How we used our Elf on a Shelf: Sky

Three years ago strolling through Straub Park with friends each duo pushing their own stroller with babies experiencing their first holiday season I had a minor rant about the Elf on a Shelf phenomenon. I remember it clearly I ascertained that I did not want to deepen the levels of deceit for my child by creating another potentially devastating life moment. I didn't want to compound the already heart shattering experience when they find out that not only the Easter Bunny, the Tooth Fairy, Santa and now unnecessary Elf were not part of a holiday dream team providing gifts and tokens to children but rather an contrived series of falsehoods.
Fast forward to this past holiday season, one of my best friends has a little 8 year old boy that with all of his heart still believes in the Fab 3 of the holiday bunch but also their elf. He believes so much that he eagerly at the beginning of November begins to ask when the Elf is going to return. There was something about that story for both Eliot and I that warmed our hearts. We loved the idea that our girls would have a level of naivety, innocence, imagination, majesty and more importantly, hope. 

To our mind's eye, Lydia being only 3, we didn't really need to introduce the Elf until just a couple of weeks before Christmas.  We purchased a girl elf, because we have daughters, we read the book and watched the cartoon and we asked for an Elf to come to our house, all together as family. And so she did. Lydia named her Sky.

There a million variations to the Elf tradition floating around this year. We never intended our Elf to be a creepy mastermind extrinsically motivating our daughters’ right choices however it is the cultural story behind Santa as well. We just don't overdo it that storyline. Though in full disclosure we differently threw those lines out there in moments of frustration, "You better watch out, Santa Claus is coming!" or "Santa doesn't bring presents to kids that don't listen." But overall, it's just not really our style.
For the first few days our Sky, the girl elf, was very much a 3D virtual where is Waldo. Lydia would wake up in the morning and hunt for her. We also didn't really like the mischievous elf idea.
Why would an elf that didn't follow directions or cause raucous work for Santa? It didn't make sense to the narrative for us. Then some friends posted a link to a blog that suggested Kindness Elves, the elf leaves notes to promote compassion and love through the holiday season. That sounded like a nice idea. Then I read from another friend about the Wandering Wise men from the Little People nativity set going on adventures all over the house to tell the Christmas story, well that sounded pretty good too. Sky did it all! Why not, right?
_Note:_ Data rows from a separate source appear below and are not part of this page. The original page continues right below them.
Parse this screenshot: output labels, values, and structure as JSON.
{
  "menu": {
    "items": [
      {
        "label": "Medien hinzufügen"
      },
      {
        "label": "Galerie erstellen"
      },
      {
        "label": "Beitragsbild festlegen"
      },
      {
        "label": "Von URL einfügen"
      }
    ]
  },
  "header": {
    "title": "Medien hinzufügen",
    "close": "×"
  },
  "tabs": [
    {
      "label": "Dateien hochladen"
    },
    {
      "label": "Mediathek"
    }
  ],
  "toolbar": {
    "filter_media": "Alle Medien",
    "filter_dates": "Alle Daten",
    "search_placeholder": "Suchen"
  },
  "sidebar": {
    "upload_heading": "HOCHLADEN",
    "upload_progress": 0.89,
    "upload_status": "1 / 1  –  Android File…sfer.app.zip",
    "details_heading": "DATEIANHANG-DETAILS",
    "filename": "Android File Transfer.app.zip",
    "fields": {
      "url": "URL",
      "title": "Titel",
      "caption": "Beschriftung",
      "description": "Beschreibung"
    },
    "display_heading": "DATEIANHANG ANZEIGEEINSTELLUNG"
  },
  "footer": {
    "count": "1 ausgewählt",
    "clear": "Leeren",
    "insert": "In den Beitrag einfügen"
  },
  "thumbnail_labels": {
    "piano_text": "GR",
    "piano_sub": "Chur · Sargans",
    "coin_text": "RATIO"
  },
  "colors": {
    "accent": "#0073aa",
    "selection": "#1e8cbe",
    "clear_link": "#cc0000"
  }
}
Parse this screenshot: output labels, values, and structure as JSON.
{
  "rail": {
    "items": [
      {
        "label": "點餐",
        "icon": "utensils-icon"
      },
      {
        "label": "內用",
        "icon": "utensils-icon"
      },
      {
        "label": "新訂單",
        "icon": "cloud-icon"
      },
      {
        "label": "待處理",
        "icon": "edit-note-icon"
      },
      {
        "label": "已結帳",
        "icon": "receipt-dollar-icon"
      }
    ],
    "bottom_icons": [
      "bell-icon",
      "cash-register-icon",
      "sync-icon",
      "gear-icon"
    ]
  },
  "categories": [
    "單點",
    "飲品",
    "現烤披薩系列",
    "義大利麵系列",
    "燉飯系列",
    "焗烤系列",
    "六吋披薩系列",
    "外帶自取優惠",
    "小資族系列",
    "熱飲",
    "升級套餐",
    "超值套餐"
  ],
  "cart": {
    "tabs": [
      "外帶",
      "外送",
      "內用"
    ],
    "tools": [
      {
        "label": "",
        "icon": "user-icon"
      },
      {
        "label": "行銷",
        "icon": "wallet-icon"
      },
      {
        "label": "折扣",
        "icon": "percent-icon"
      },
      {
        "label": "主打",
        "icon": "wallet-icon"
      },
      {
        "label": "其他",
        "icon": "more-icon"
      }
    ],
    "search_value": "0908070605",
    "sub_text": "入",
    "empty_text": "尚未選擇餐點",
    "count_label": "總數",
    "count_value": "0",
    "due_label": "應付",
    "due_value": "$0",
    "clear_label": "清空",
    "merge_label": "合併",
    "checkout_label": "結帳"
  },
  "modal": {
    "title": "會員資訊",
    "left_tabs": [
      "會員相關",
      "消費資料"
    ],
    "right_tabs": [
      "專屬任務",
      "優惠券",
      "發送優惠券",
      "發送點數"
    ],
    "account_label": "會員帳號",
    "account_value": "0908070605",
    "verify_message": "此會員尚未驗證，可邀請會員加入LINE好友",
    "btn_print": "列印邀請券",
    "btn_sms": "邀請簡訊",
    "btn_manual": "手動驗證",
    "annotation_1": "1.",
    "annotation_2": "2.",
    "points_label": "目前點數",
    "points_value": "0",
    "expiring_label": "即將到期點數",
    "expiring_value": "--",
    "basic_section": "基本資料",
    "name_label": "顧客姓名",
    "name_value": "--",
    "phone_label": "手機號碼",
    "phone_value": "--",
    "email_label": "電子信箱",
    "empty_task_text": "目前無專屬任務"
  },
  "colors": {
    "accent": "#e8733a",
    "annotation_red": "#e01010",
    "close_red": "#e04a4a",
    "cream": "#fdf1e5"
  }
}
One morning she was found in the Christmas tree promoting hugs. Sharing and encouraging compassionate and empathetic action. Another morning she was sitting on the chalk board pointing
down to the note that said “Be Nice!”, so we took a few minutes and brainstormed ways of being nice.

One morning she was found holding Baby Jesus and we talked through the whole manger story and Jesus birthday which she knew well from preschool. There was a morning that Sky was on one of the globes. We sang He has the Whole World in his Hands, which Lydia loves and we chatted briefly about that.
One morning Sky was hanging on our pantry with a note that read: give food to those that need it. A young boy in our neighborhood as a school community service project had placed Metropolitan
Ministry barrels for food collection. So we took the opportunity to talk to Lydia about the fact that not everyone has enough. We took her to Publix and she picked out some food to give to those that needed it.  

We really enjoyed our multi-purposed elf buddy, Sky and we look forward to continuing to use our elf in ways that will inspire and provoke important conversations and actions especially during
the holiday season. For our family the season is not over until the official 12th day of Christmas, Epiphany, on January 6th.